Wednesday, March 2, 2011

Politics is a Dirty Game

“Politics isn't about big money or power games; it's about the improvement of people's lives”

Paul Wellstone

How right you are, Mr. Wellstone. Politics should be about improving the lives of people but people seem to forget that part.

The picture above was taken as we made our way back to Alagbado from Ijebu. There were dozens of motorcyclists waving banners and signs with some politician's face on it.

The 2011 Presidential elections will be held on April 9.

One day, I sat down and watched AIT (Africa International Television) news with my parents. We were bombarded with campaign commercials. It felt like every commercial was a political one.

Politicians go hard when it comes to campaigning. Politics in Nigeria has this intensity that I haven’t seen in the US. It truly feels like a do or die situation.

So I asked my parents “what’s the appeal of being in public office here? I understand the perks that must come with it and the power but it doesn’t explain the desperation.”

That's when my parents told me that Nigerian politicians make a lot of money during and after their term in office. They weren't sure how much so I did some research.

So how much do senators make in Nigeria, a third world country? A post on had it broken down like this:

Salary of a U.S. President: $250,000/yr.
GDP of the U.S. Economy: $13Trillion/ yr.
Allowance of a Nigerian Senator: $1,500,000/yr
GDP of the Nigerian. Economy: $45 Billion/yr.

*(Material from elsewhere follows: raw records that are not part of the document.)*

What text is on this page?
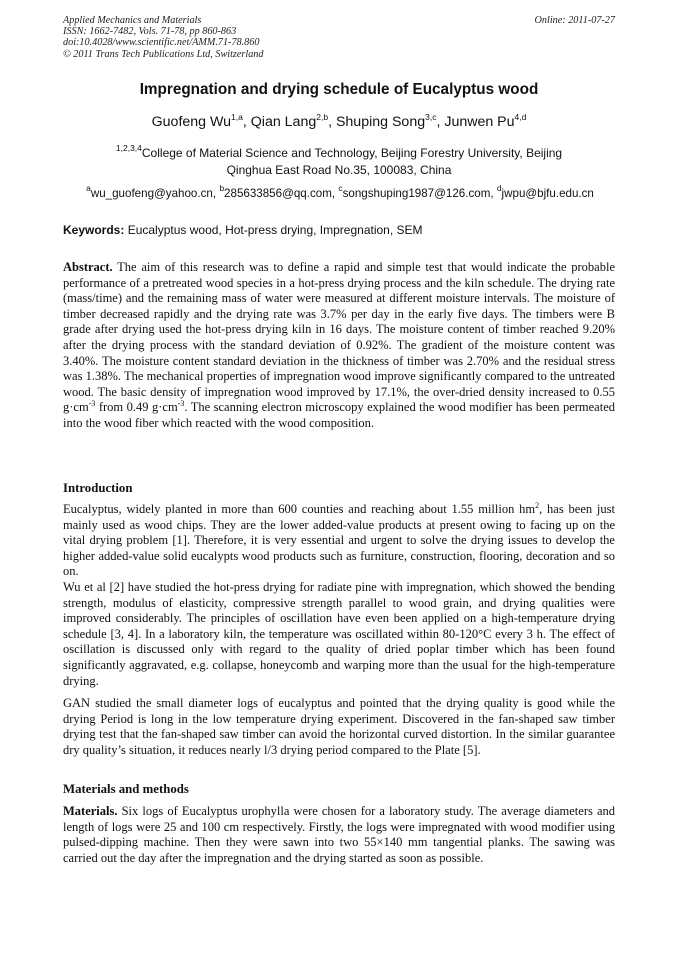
Applied Mechanics and Materials
ISSN: 1662-7482, Vols. 71-78, pp 860-863
doi:10.4028/www.scientific.net/AMM.71-78.860
© 2011 Trans Tech Publications Ltd, Switzerland
Online: 2011-07-27
Impregnation and drying schedule of Eucalyptus wood
Guofeng Wu$^{1,a}$, Qian Lang$^{2,b}$, Shuping Song$^{3,c}$, Junwen Pu$^{4,d}$
$^{1,2,3,4}$College of Material Science and Technology, Beijing Forestry University, Beijing
Qinghua East Road No.35, 100083, China
$^a$wu_guofeng@yahoo.cn, $^b$285633856@qq.com, $^c$songshuping1987@126.com, $^d$jwpu@bjfu.edu.cn
Keywords: Eucalyptus wood, Hot-press drying, Impregnation, SEM
Abstract. The aim of this research was to define a rapid and simple test that would indicate the probable performance of a pretreated wood species in a hot-press drying process and the kiln schedule. The drying rate (mass/time) and the remaining mass of water were measured at different moisture intervals. The moisture of timber decreased rapidly and the drying rate was 3.7% per day in the early five days. The timbers were B grade after drying used the hot-press drying kiln in 16 days. The moisture content of timber reached 9.20% after the drying process with the standard deviation of 0.92%. The gradient of the moisture content was 3.40%. The moisture content standard deviation in the thickness of timber was 2.70% and the residual stress was 1.38%. The mechanical properties of impregnation wood improve significantly compared to the untreated wood. The basic density of impregnation wood improved by 17.1%, the over-dried density increased to 0.55 $g\cdot cm^{-3}$ from 0.49 $g\cdot cm^{-3}$. The scanning electron microscopy explained the wood modifier has been permeated into the wood fiber which reacted with the wood composition.
Introduction
Eucalyptus, widely planted in more than 600 counties and reaching about 1.55 million $hm^2$, has been just mainly used as wood chips. They are the lower added-value products at present owing to facing up on the vital drying problem [1]. Therefore, it is very essential and urgent to solve the drying issues to develop the higher added-value solid eucalypts wood products such as furniture, construction, flooring, decoration and so on.
Wu et al [2] have studied the hot-press drying for radiate pine with impregnation, which showed the bending strength, modulus of elasticity, compressive strength parallel to wood grain, and drying qualities were improved considerably. The principles of oscillation have even been applied on a high-temperature drying schedule [3, 4]. In a laboratory kiln, the temperature was oscillated within 80-120°C every 3 h. The effect of oscillation is discussed only with regard to the quality of dried poplar timber which has been found significantly aggravated, e.g. collapse, honeycomb and warping more than the usual for the high-temperature drying.
GAN studied the small diameter logs of eucalyptus and pointed that the drying quality is good while the drying Period is long in the low temperature drying experiment. Discovered in the fan-shaped saw timber drying test that the fan-shaped saw timber can avoid the horizontal curved distortion. In the similar guarantee dry quality’s situation, it reduces nearly l/3 drying period compared to the Plate [5].
Materials and methods
Materials. Six logs of Eucalyptus urophylla were chosen for a laboratory study. The average diameters and length of logs were 25 and 100 cm respectively. Firstly, the logs were impregnated with wood modifier using pulsed-dipping machine. Then they were sawn into two 55×140 mm tangential planks. The sawing was carried out the day after the impregnation and the drying started as soon as possible.
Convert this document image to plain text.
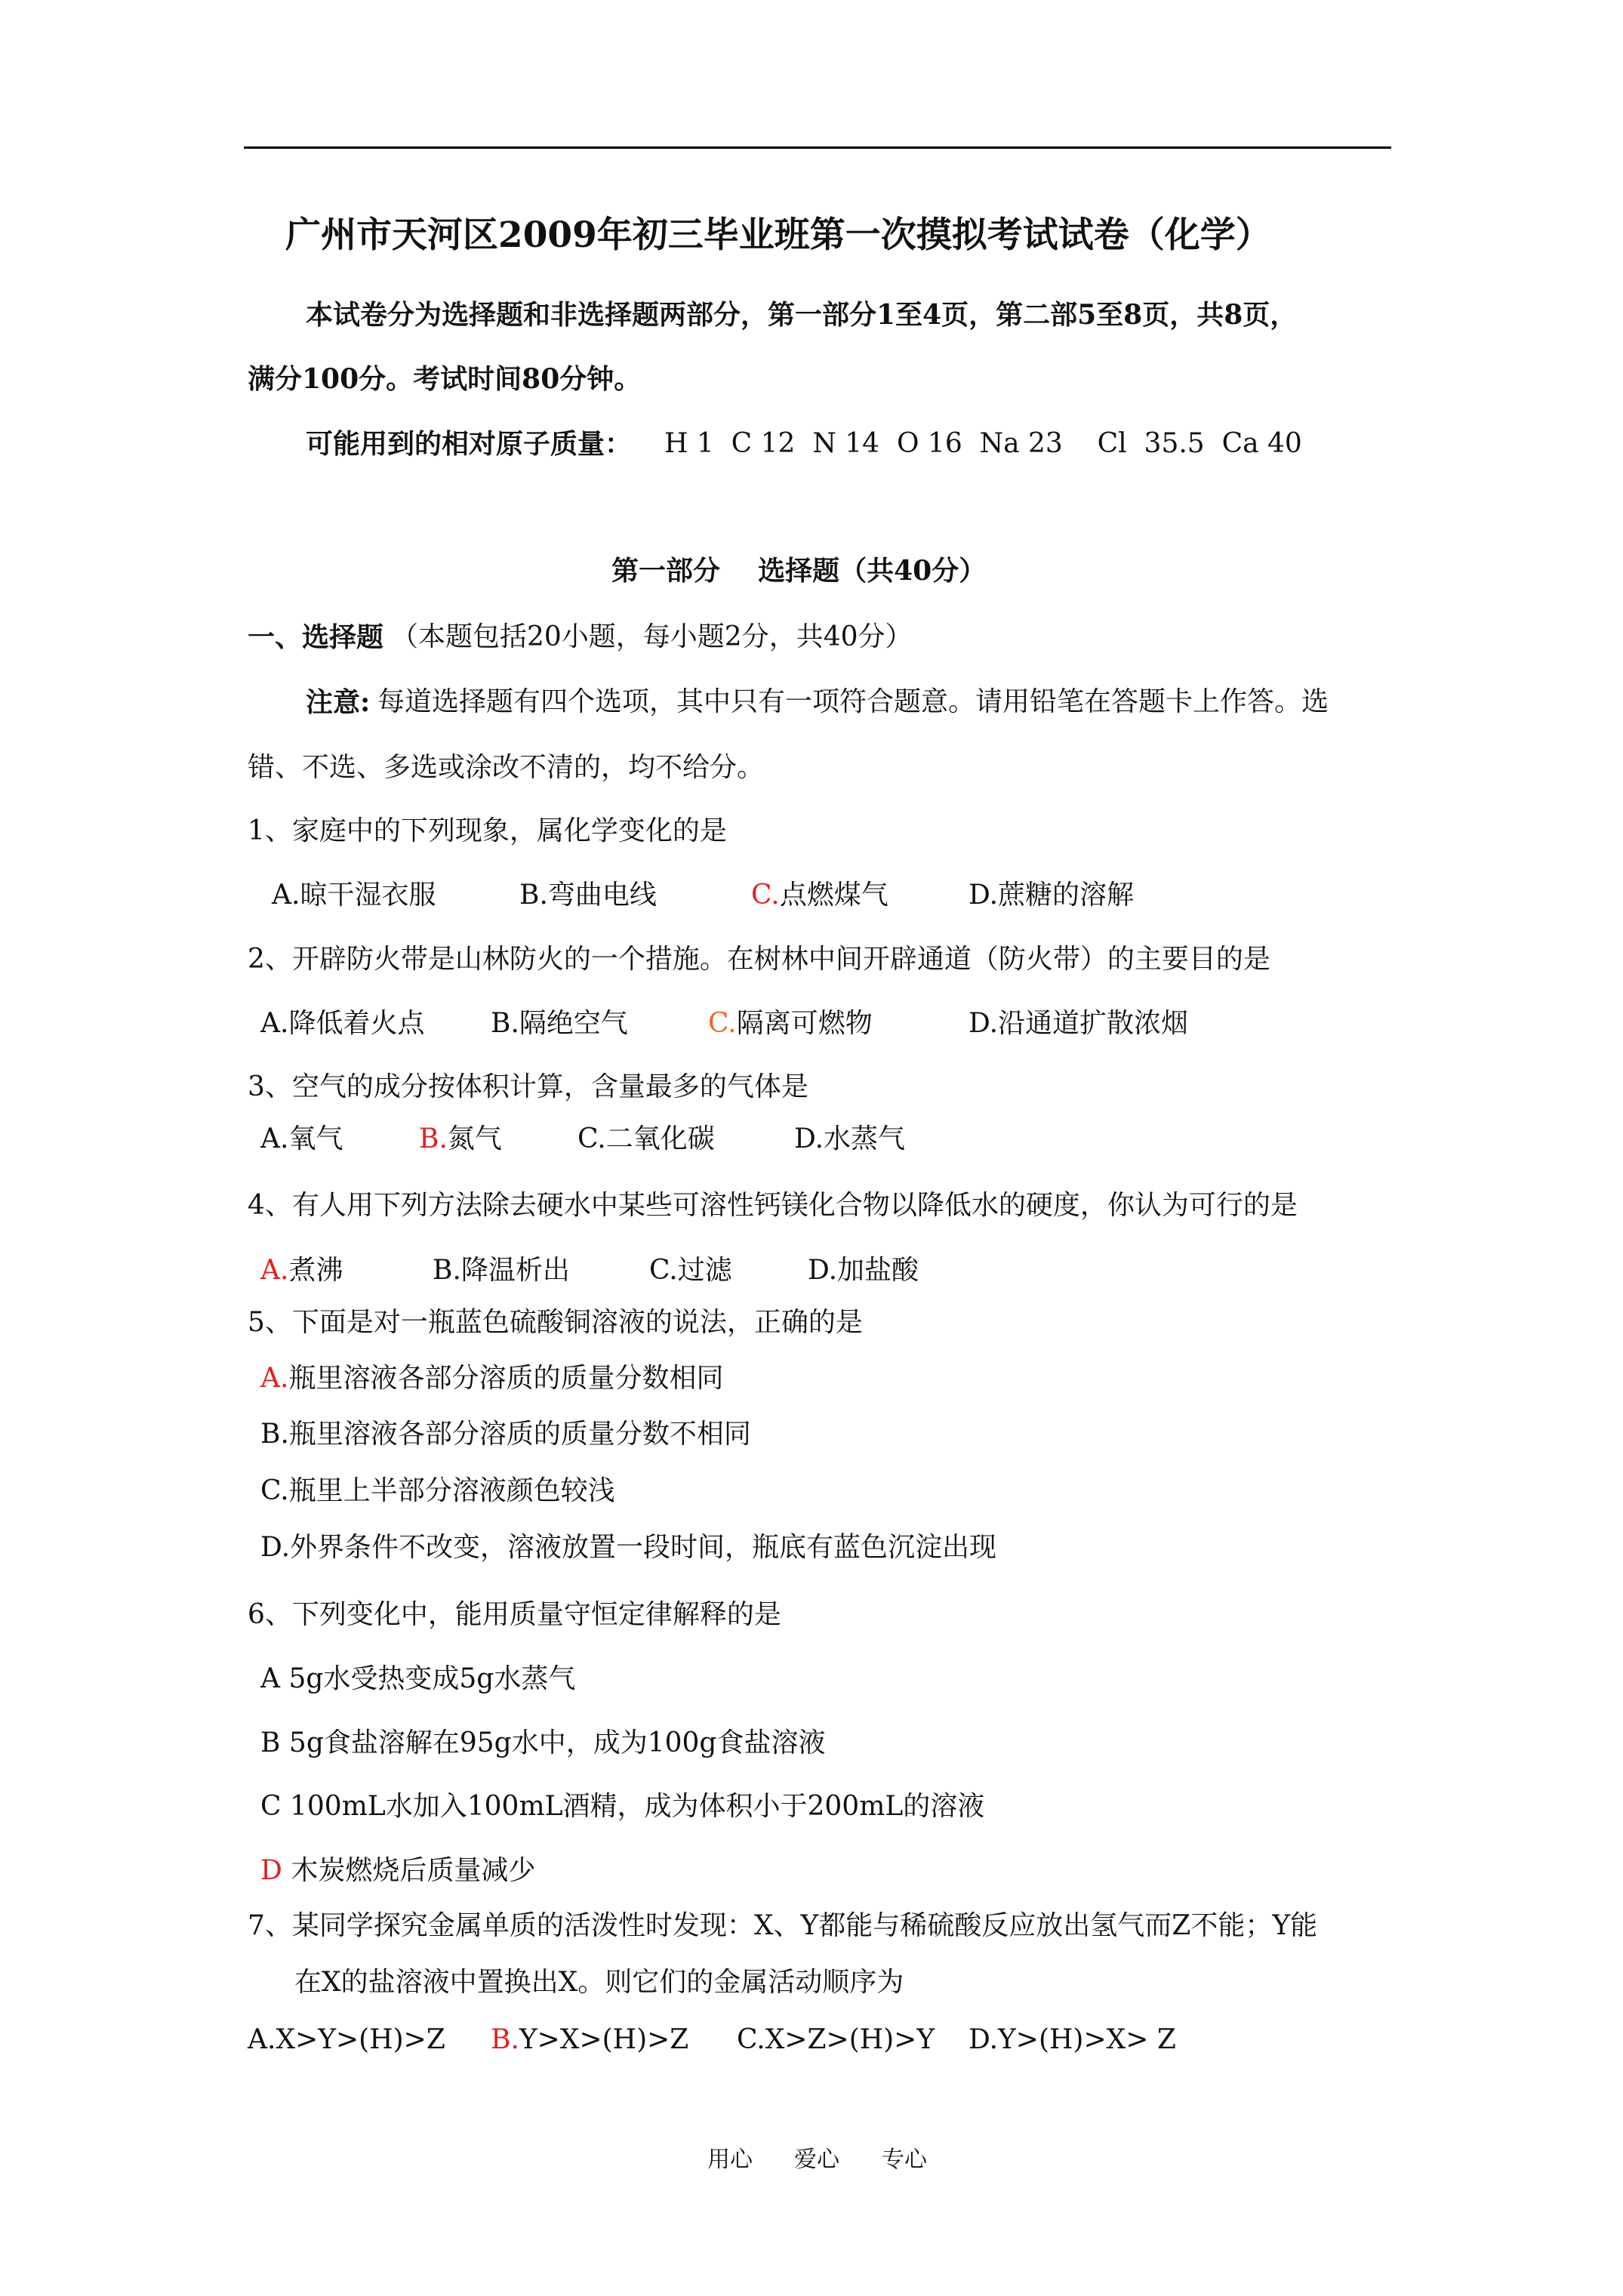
广州市天河区2009年初三毕业班第一次摸拟考试试卷（化学）
本试卷分为选择题和非选择题两部分，第一部分1至4页，第二部5至8页，共8页，
满分100分。考试时间80分钟。
可能用到的相对原子质量： H 1  C 12  N 14  O 16  Na 23    Cl  35.5  Ca 40
第一部分    选择题（共40分）
一、选择题 （本题包括20小题，每小题2分，共40分）
注意: 每道选择题有四个选项，其中只有一项符合题意。请用铅笔在答题卡上作答。选
错、不选、多选或涂改不清的，均不给分。
1、家庭中的下列现象，属化学变化的是
A.晾干湿衣服	B.弯曲电线	C.点燃煤气	D.蔗糖的溶解
2、开辟防火带是山林防火的一个措施。在树林中间开辟通道（防火带）的主要目的是
A.降低着火点 B.隔绝空气	C.隔离可燃物	D.沿通道扩散浓烟
3、空气的成分按体积计算，含量最多的气体是
A.氧气	B.氮气	C.二氧化碳	D.水蒸气
4、有人用下列方法除去硬水中某些可溶性钙镁化合物以降低水的硬度，你认为可行的是
A.煮沸	B.降温析出	C.过滤	D.加盐酸
5、下面是对一瓶蓝色硫酸铜溶液的说法，正确的是
A.瓶里溶液各部分溶质的质量分数相同
B.瓶里溶液各部分溶质的质量分数不相同
C.瓶里上半部分溶液颜色较浅
D.外界条件不改变，溶液放置一段时间，瓶底有蓝色沉淀出现
6、下列变化中，能用质量守恒定律解释的是
A 5g水受热变成5g水蒸气
B 5g食盐溶解在95g水中，成为100g食盐溶液
C 100mL水加入100mL酒精，成为体积小于200mL的溶液
D 木炭燃烧后质量减少
7、某同学探究金属单质的活泼性时发现：X、Y都能与稀硫酸反应放出氢气而Z不能；Y能
在X的盐溶液中置换出X。则它们的金属活动顺序为
A.X>Y>(H)>Z B.Y>X>(H)>Z C.X>Z>(H)>Y D.Y>(H)>X> Z
用心 爱心 专心
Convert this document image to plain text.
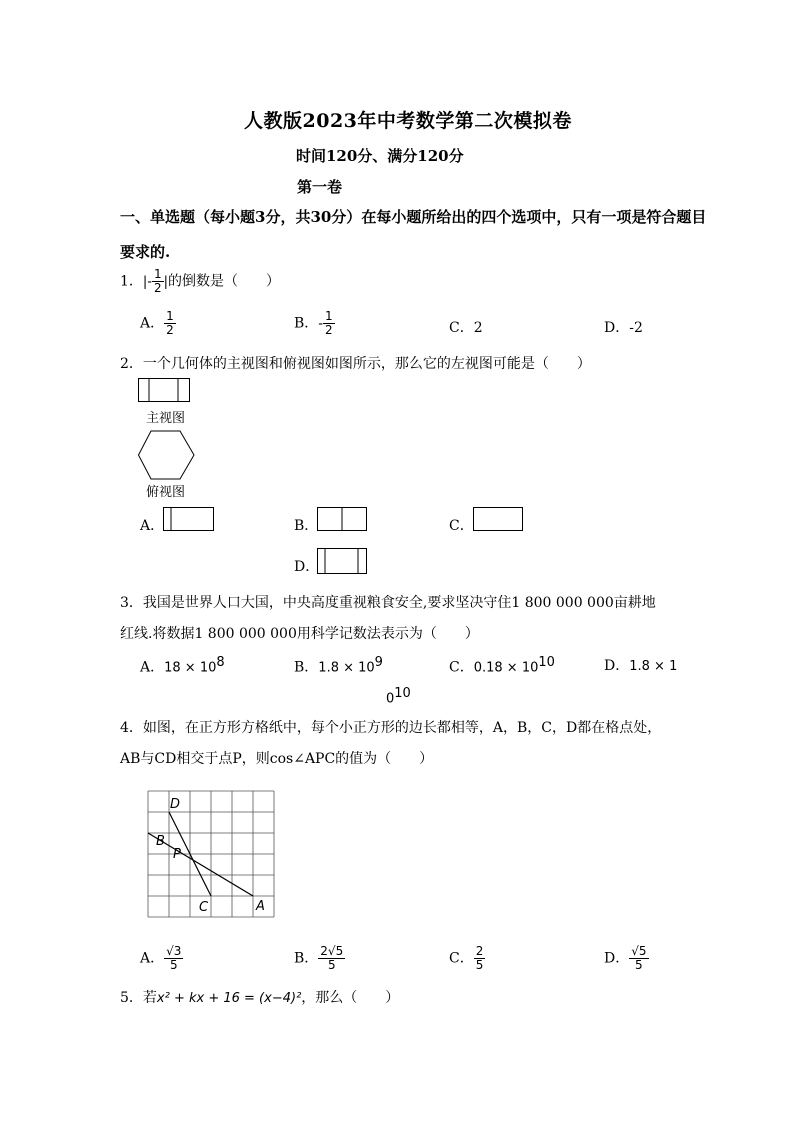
人教版2023年中考数学第二次模拟卷
时间120分、满分120分
第一卷
一、单选题（每小题3分，共30分）在每小题所给出的四个选项中，只有一项是符合题目
要求的.
1．|- $\frac{1}{2}$ |的倒数是（　　）
A． $\frac{1}{2}$	B．- $\frac{1}{2}$	C．2	D．-2
2．一个几何体的主视图和俯视图如图所示，那么它的左视图可能是（　　）
主视图
俯视图
A．	B．	C．
D．
3．我国是世界人口大国，中央高度重视粮食安全,要求坚决守住1 800 000 000亩耕地
红线.将数据1 800 000 000用科学记数法表示为（　　）
A．$18 \times 10^8$	B．$1.8 \times 10^9$	C．$0.18 \times 10^{10}$	D．1.8 × 1
$0^{10}$
4．如图，在正方形方格纸中，每个小正方形的边长都相等，A，B，C，D都在格点处，
AB与CD相交于点P，则cos∠APC的值为（　　）
D
B
P
C	A
A． $\frac{√3}{5}$	B． $\frac{2√5}{5}$	C． $\frac{2}{5}$	D． $\frac{√5}{5}$
5．若x² + kx + 16 = (x−4)²，那么（　　）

I encourage everyone to check out these articles so they can read how the salaries of Nigerian legislators take up 25% of the overhead budget:

National Assembly Jumbo Pay - Fanning
the Embers of Revolution

Nigerian National Assembly Salary Saga

National Assembly and Jumbo Pay

The amount of money public officials make in Nigeria is disgusting. The minimum wage is less than 18,000 naira a month (that's about $113) and the people who are supposed to put the country and its people first are getting paid 2,456,647.7 ( about $15,000) a month? Not to mention the fact that they get allowances for everything from vehicles to newspapers. They even get a "hardship allowance".

This is old news here but I haven't been keeping up with Nigerian politics so I had no idea.

It has always been my belief that a career in politics is a career in public service, fit for people who have a vision for their country and wanted to dedicate their lives working towards that vision. How sad is it to think those in government are more concerned with fattening their pockets than improving the lives of the citizens?